94th ESA Annual Meeting (August 2 -- 7, 2009)

SYMP 15-1 - The Million Trees Project: An initiative to transform New York City parkland into long term ecological research sites on urban reforestation

Wednesday, August 5, 2009: 1:40 PM
Aztec, Albuquerque Convention Center
Alexander J. Felson, School of Architecture, Yale University, New Haven, CT, Matthew I. Palmer, Department of Ecology, Evolution and Environmental Biology, Columbia University, New York, NY and Richard Pouyat, Chesapeake Bay Career Consulting
Background/Question/Methods
The PlaNYC re(a)forestation initiative is a part of the million trees project advocated by the Bloomberg administration’s PlaNYC 2030.  Under this initiative, two thousand acres of land have been identified for aforestation.  As well, three pilot sites will be constructed by spring 2009 as public parks and serve dually as urban research projects with an aim to elaborate a step-by-step manual for reforesting the acreage. Through upfront standardization of restoration techniques, the PlaNYC re(a)forestation initiative will examine carbon sequestration and species richness and contribute to ecological management and decision-making practices for establishing healthy functional urban forests. Research for the pilot sites will focus on how planted forests perform in terms of vegetative and soil sequestration of atmospheric CO2 overtime. Species richness studies and the rate of spread of herbaceous and shrub seedlings from source plots to the surrounding parkland will be tested.  Research at Kissena Park and Willow Lake in Queens includes a 2x2 split-plot design with tree diversity (2 or 6 species) as the first factor and understory plantings (presence or absence of herbaceous and shrubs) as a second factor. Untilled soil versus tilled soil with added compost is a third factor. The Hutchinson Parkway study utilizes southern species to establish a climate change experiment along a public corridor.
Results/Conclusions
The increasing pace of urbanization has heightened attention to the values and benefits of urban forests.  Forests improve the quality of life in urban environments including through air particulate reduction, carbon and nitrogen sequestration or albido mitigation and subsequent building energy reduction. They also provide ecological benefits through oxygen and carbon exchange, and wildlife habitat.

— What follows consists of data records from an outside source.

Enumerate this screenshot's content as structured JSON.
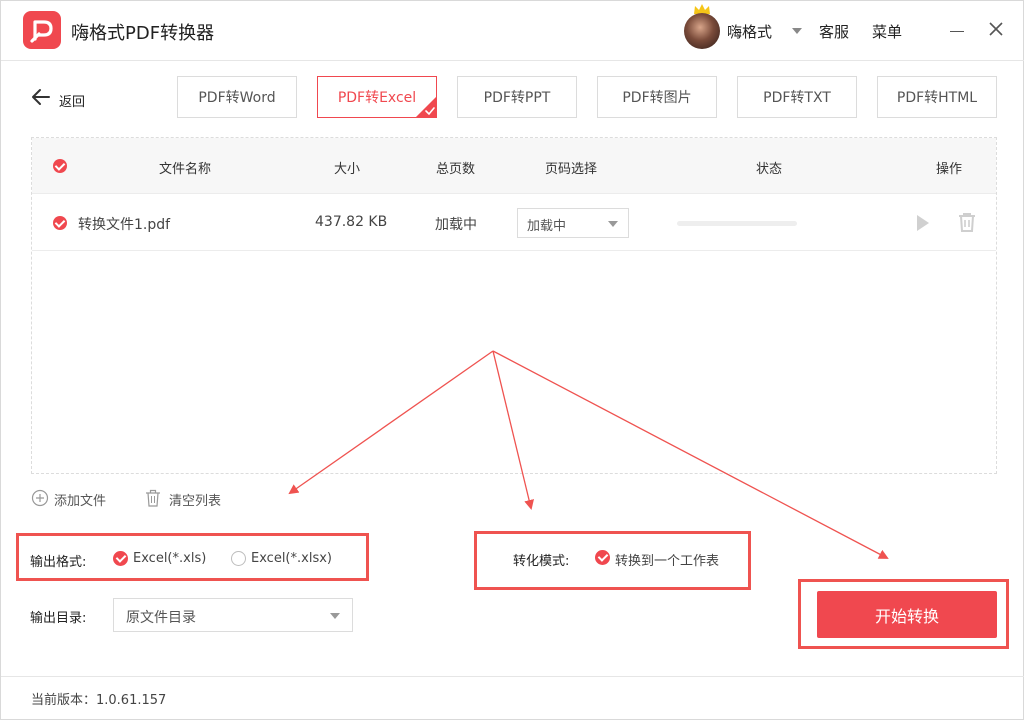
{
  "app": {
    "title": "嗨格式PDF转换器"
  },
  "header": {
    "username": "嗨格式",
    "service": "客服",
    "menu": "菜单"
  },
  "nav": {
    "back_label": "返回"
  },
  "tabs": [
    {
      "label": "PDF转Word",
      "active": false
    },
    {
      "label": "PDF转Excel",
      "active": true
    },
    {
      "label": "PDF转PPT",
      "active": false
    },
    {
      "label": "PDF转图片",
      "active": false
    },
    {
      "label": "PDF转TXT",
      "active": false
    },
    {
      "label": "PDF转HTML",
      "active": false
    }
  ],
  "table": {
    "columns": [
      "文件名称",
      "大小",
      "总页数",
      "页码选择",
      "状态",
      "操作"
    ],
    "rows": [
      {
        "filename": "转换文件1.pdf",
        "size": "437.82 KB",
        "pages": "加载中",
        "page_select": "加载中",
        "progress": 0
      }
    ]
  },
  "list_actions": {
    "add_file": "添加文件",
    "clear_list": "清空列表"
  },
  "output_format": {
    "label": "输出格式:",
    "options": [
      {
        "label": "Excel(*.xls)",
        "selected": true
      },
      {
        "label": "Excel(*.xlsx)",
        "selected": false
      }
    ]
  },
  "conversion_mode": {
    "label": "转化模式:",
    "option": {
      "label": "转换到一个工作表",
      "selected": true
    }
  },
  "output_dir": {
    "label": "输出目录:",
    "value": "原文件目录"
  },
  "start_button": "开始转换",
  "footer": {
    "version": "当前版本：1.0.61.157"
  },
  "colors": {
    "accent": "#f0484f",
    "annotation": "#ef5350"
  },
  "icons": [
    "app-logo-icon",
    "crown-icon",
    "back-arrow-icon",
    "check-corner-icon",
    "play-icon",
    "trash-icon",
    "add-circle-icon",
    "close-icon"
  ]
}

To date, however, few research studies exist that rigorously examine urban ecosystem services or the ecological implications of land use change.  The implementation of the standardized plots will enable comparable research across the five boroughs to evaluate mechanisms and feedbacks between land-cover, land-use, terrestrial productivity and the transfer of CO2 from the atmosphere to new biomass and its return. The manual will establish opportunities for long-term research platform where multiple institutions and practitioners can plug in and focus on particular ecological, social or economic research agendas. The integrated research platform will contribute to urban ecosystem science, education and policy and will provide important data including carbon cycling information for policy analysts, and the general public.